Project for the DTU course Data Compression and Image Communication. A Python implementation of an audio coder based on the MPEG-1 standard. Expanded upon by a special course with the title "Implementation and Evaluation of Perceptual Audio Coders."
The scope of this project is to implement an audio encoder and decoder based on the principles of Part 3 of the MPEG-1 standard (ISO/IEC 11172-3) \cite{mpeg} in Python. In particular, Layer I and II of the three coding levels described is implemented, and Psychoacoustic Model 1 described in Annex D.
The Layer I audio coder is based on a subband coding approach, using a so-called polyphase filterbank, and scaling and quantizing blocks of subband samples individually. To determine the optimal distribution of coding bits available for each frame amongst the subbands, mask-to-noise ratios (MNR) are calculated for each subband and coding bits are spent in an iterative manner to the subband that will benefit most from an increase in quantization steps. Layer II is an extension that employs a number of mechanisms that are able to save coding bits in the overhead, leaving more bits available to code the signal samples, leading to lower distortion at equal rates.

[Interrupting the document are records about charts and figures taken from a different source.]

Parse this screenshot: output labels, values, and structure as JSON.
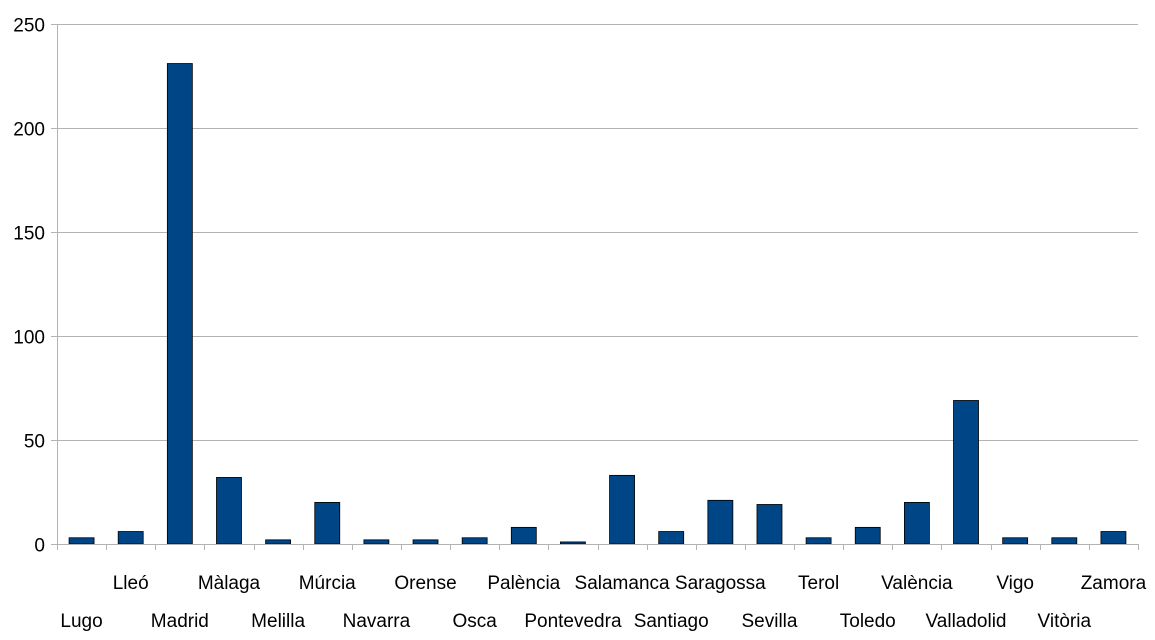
{
  "chart_data": {
    "type": "bar",
    "title": "",
    "xlabel": "",
    "ylabel": "",
    "ylim": [
      0,
      250
    ],
    "yticks": [
      0,
      50,
      100,
      150,
      200,
      250
    ],
    "grid": true,
    "legend": "none",
    "bar_color": "#004586",
    "grid_color": "#b3b3b3",
    "categories": [
      "Lugo",
      "Lleó",
      "Madrid",
      "Màlaga",
      "Melilla",
      "Múrcia",
      "Navarra",
      "Orense",
      "Osca",
      "Palència",
      "Pontevedra",
      "Salamanca",
      "Santiago",
      "Saragossa",
      "Sevilla",
      "Terol",
      "Toledo",
      "València",
      "Valladolid",
      "Vigo",
      "Vitòria",
      "Zamora"
    ],
    "values": [
      3,
      6,
      231,
      32,
      2,
      20,
      2,
      2,
      3,
      8,
      1,
      33,
      6,
      21,
      19,
      3,
      8,
      20,
      69,
      3,
      3,
      6
    ]
  }
}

The evaluation of the coder is performed on a chosen test music signal by measuring the code length, determining the distortion and calculating an entropy estimate to give indications of the potential usefulness of adding an entropy coder to the system.
To look at the results of some tests that were performed, evaluationScript.py and evaluationScriptLayerII.py offer the reproduction of the results presented in the reports, including rate-distoriton, spectral comparison and entropy estimate.
The heart of the coder is implemented in mpegAudioFunctions.py
The psychoacoustic model is implemented in mpegAudioPsyAcMod.py
These can be tested with the mpegFullTest.py script. Within the script the bit rate can be altered and the test data and perceptual model can be chosen. In the current setting 10 seconds of "Tom's Diner" will be encoded with Layer I at 32 kbit/s using the SPL perceptual model with A-weighting.
The test script can be run with an IDE like Spyder or with a command line operation, provided Python is installed on your system. In the current directory, run the command
python mpegFullTest.py
You will recieve a command line output stating the running time of the different coding steps as well as SNR calculation and entropy estimate of the scale factors. Two WAV-files are generated for perceptual evaluation, test_source.wav and test_recons.wav. This way you can compare the source signal with the resonstructed signal.
Additional scripts include mpegFilterBankTest.py and quantizeCompare.py which are not relevant for testing the implementation in its current state.